My second function is as follows:
function URL { sed '1,$s@.*\(http://[a-zA-Z]\{1,\}\.[a-zA-Z]\{1,\}\.[a-zA-Z]\{1,\}\).*@\1@g' /tmp/access_log | grep "^http://" > /tmp/tt.1 sed '1,$s@.*\(http://[0-9]\{1,\}\.[0-9]\{1,\}\.[0-9]\{1,\}\.[0-9]\{1,\}\).*@\1@g' /tmp/access_log | grep "^http://" >> /tmp/tt.1 echo -e " \033[33mTIMES Doman\033[0m \033[5;32m<---------Here is the doman rank\033[0m" sort /tmp/tt.1 | uniq -c | sort -rn | head -5
}
Obviously, this long regular expression is prone to errors, and we hope to learn from it in the future when writing sed commands, regular expressions, and other commands.
Sort and uniq
These two commands have some problems that are easy to ignore. For example, when the uniq command uses sourt-N, It is not compared by the number size, but by the first character size! (Tens of millions of attention) Therefore, sort-Rn should be used to sort numbers. When uniq processes special data, if you do not need to use sort to process the data in advance, the result is not what you want, as shown below:
[Root @ Dean 725-27] # sed '1, $ s @. * \ (http: // [A-Za-Z] \ {1 ,\}\. [A-Za-Z] \ {1 ,\}\. [A-Za-Z] \ {1 ,\}\). * @ \ 1 @ G'/tmp/access_log | grep "^ http: //" | uniq-C 2 http://www.baidu.com // Baidu appears again below! 11983 http://www.linux.com 1 http:// I .ifeng.com 3761 http://www.linux.com 4 http://www.baidu.com // repeat appear!

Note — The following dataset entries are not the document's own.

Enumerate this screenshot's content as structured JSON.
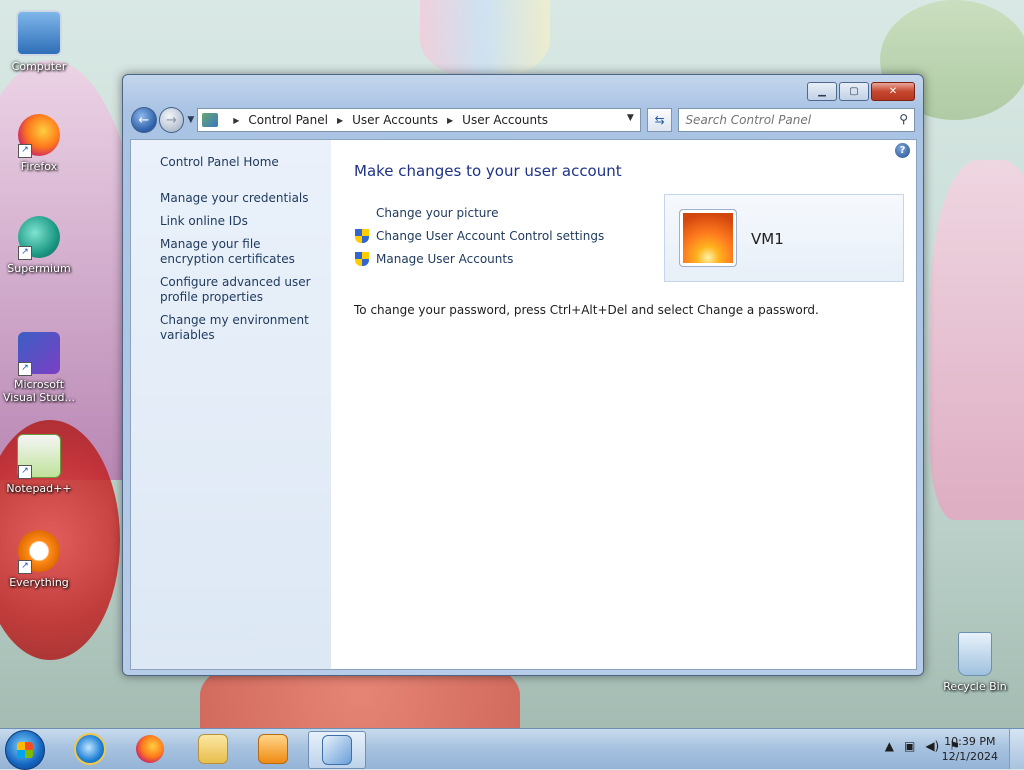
{
  "desktop": {
    "icons": [
      {
        "label": "Computer"
      },
      {
        "label": "Firefox"
      },
      {
        "label": "Supermium"
      },
      {
        "label": "Microsoft Visual Stud..."
      },
      {
        "label": "Notepad++"
      },
      {
        "label": "Everything"
      },
      {
        "label": "Recycle Bin"
      }
    ]
  },
  "window": {
    "address": {
      "crumbs": [
        "Control Panel",
        "User Accounts",
        "User Accounts"
      ]
    },
    "search": {
      "placeholder": "Search Control Panel"
    },
    "left_pane": {
      "home": "Control Panel Home",
      "links": [
        "Manage your credentials",
        "Link online IDs",
        "Manage your file encryption certificates",
        "Configure advanced user profile properties",
        "Change my environment variables"
      ]
    },
    "main": {
      "title": "Make changes to your user account",
      "links": [
        {
          "label": "Change your picture",
          "shield": false
        },
        {
          "label": "Change User Account Control settings",
          "shield": true
        },
        {
          "label": "Manage User Accounts",
          "shield": true
        }
      ],
      "note": "To change your password, press Ctrl+Alt+Del and select Change a password.",
      "user": {
        "name": "VM1"
      },
      "help": "?"
    }
  },
  "taskbar": {
    "clock": {
      "time": "10:39 PM",
      "date": "12/1/2024"
    }
  }
}
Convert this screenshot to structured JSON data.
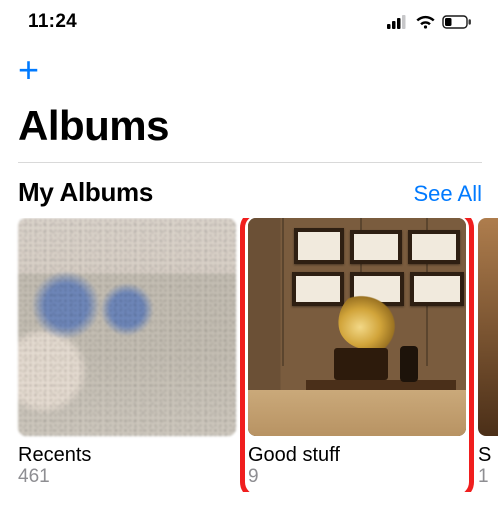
{
  "status_bar": {
    "time": "11:24"
  },
  "header": {
    "add_glyph": "+",
    "page_title": "Albums"
  },
  "section": {
    "title": "My Albums",
    "see_all": "See All"
  },
  "albums": [
    {
      "name": "Recents",
      "count": "461",
      "redacted": true,
      "highlight": false
    },
    {
      "name": "Good stuff",
      "count": "9",
      "redacted": false,
      "highlight": true
    },
    {
      "name": "S",
      "count": "1",
      "redacted": false,
      "highlight": false
    }
  ],
  "colors": {
    "accent": "#007aff",
    "highlight": "#f01e1e",
    "muted": "#8e8e92"
  }
}
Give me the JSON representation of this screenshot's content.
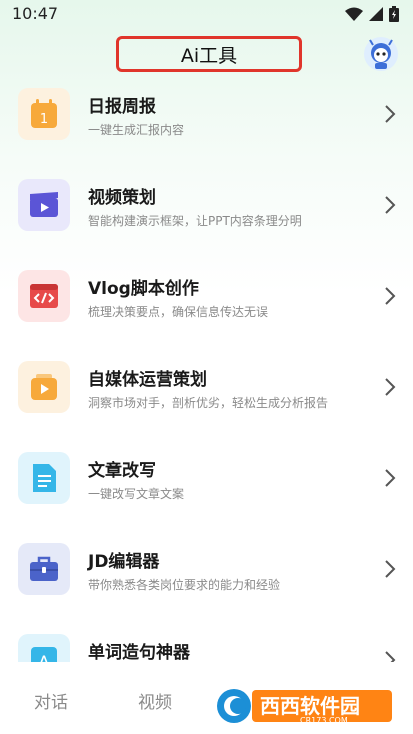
{
  "status_bar": {
    "time": "10:47"
  },
  "header": {
    "title": "Ai工具"
  },
  "tools": [
    {
      "title": "日报周报",
      "desc": "一键生成汇报内容",
      "icon": "calendar-icon",
      "color": "#f7a93b",
      "bg": "#fdf1df",
      "badge": "1"
    },
    {
      "title": "视频策划",
      "desc": "智能构建演示框架，让PPT内容条理分明",
      "icon": "clapperboard-icon",
      "color": "#5b55d6",
      "bg": "#e9e8fb"
    },
    {
      "title": "Vlog脚本创作",
      "desc": "梳理决策要点，确保信息传达无误",
      "icon": "code-window-icon",
      "color": "#e74a4a",
      "bg": "#fde5e5"
    },
    {
      "title": "自媒体运营策划",
      "desc": "洞察市场对手，剖析优劣，轻松生成分析报告",
      "icon": "media-play-icon",
      "color": "#f7a93b",
      "bg": "#fdf1df"
    },
    {
      "title": "文章改写",
      "desc": "一键改写文章文案",
      "icon": "document-icon",
      "color": "#35b6e8",
      "bg": "#e0f4fc"
    },
    {
      "title": "JD编辑器",
      "desc": "带你熟悉各类岗位要求的能力和经验",
      "icon": "briefcase-icon",
      "color": "#4b63c9",
      "bg": "#e5e9f8"
    },
    {
      "title": "单词造句神器",
      "desc": "",
      "icon": "letter-a-icon",
      "color": "#35b6e8",
      "bg": "#e0f4fc",
      "badge": "A"
    }
  ],
  "tabs": [
    {
      "label": "对话"
    },
    {
      "label": "视频"
    }
  ],
  "watermark": {
    "text": "西西软件园",
    "sub": "CR173.COM"
  }
}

This is because uniq's processing mechanism does not merge all duplicates, but repeats continuously! Therefore, the correct method is to sort the files to be processed by using sort, sort them together repeatedly, and then use uniq for processing.
sort file | uniq -c | sort -rn
Sort
The code for the entire script is as follows:
#!/bin/bashcd /tmpwget ftp://192.168.0.254/pub/Files/access_logecho -e "\033[32mdownload secessfull!\033[0m "echo "---------------------------------------"FILE=/tmp/access_logfunction IP { echo -e " \033[33mTIMES IP\033[0m \033[5;32m<------------ Here is the ip rank\033[0m" awk '{print $1}' $FILE | sort | uniq -c | sort -rn | head -5}function URL { sed '1,$s@.*\(http://[a-zA-Z]\{1,\}\.[a-zA-Z]\{1,\}\.[a-zA-Z]\{1,\}\).*@\1@g' /tmp/access_log | grep "^http://" > /tmp/tt.1 sed '1,$s@.*\(http://[0-9]\{1,\}\.[0-9]\{1,\}\.[0-9]\{1,\}\.[0-9]\{1,\}\).*@\1@g' /tmp/access_log | grep "^http://" >> /tmp/tt.1 echo -e " \033[33mTIMES Doman\033[0m \033[5;32m<---------Here is the doman rank\033[0m" sort /tmp/tt.1 | uniq -c | sort -rn | head -5}IPURLrm -f /tmp/tt.1
# Conclusion: When writing a shell script, you must first consider the usage of the command. When specifying the format and usage of the command, first write the error-prone areas to avoid writing errors. For other considerations, for example, the final fi of the IF statement, the then on the right side of the IF statement, the done after the loop body, and finally the deleted cache file, when no case statement ends; the last *) instead of '*', and the last esac.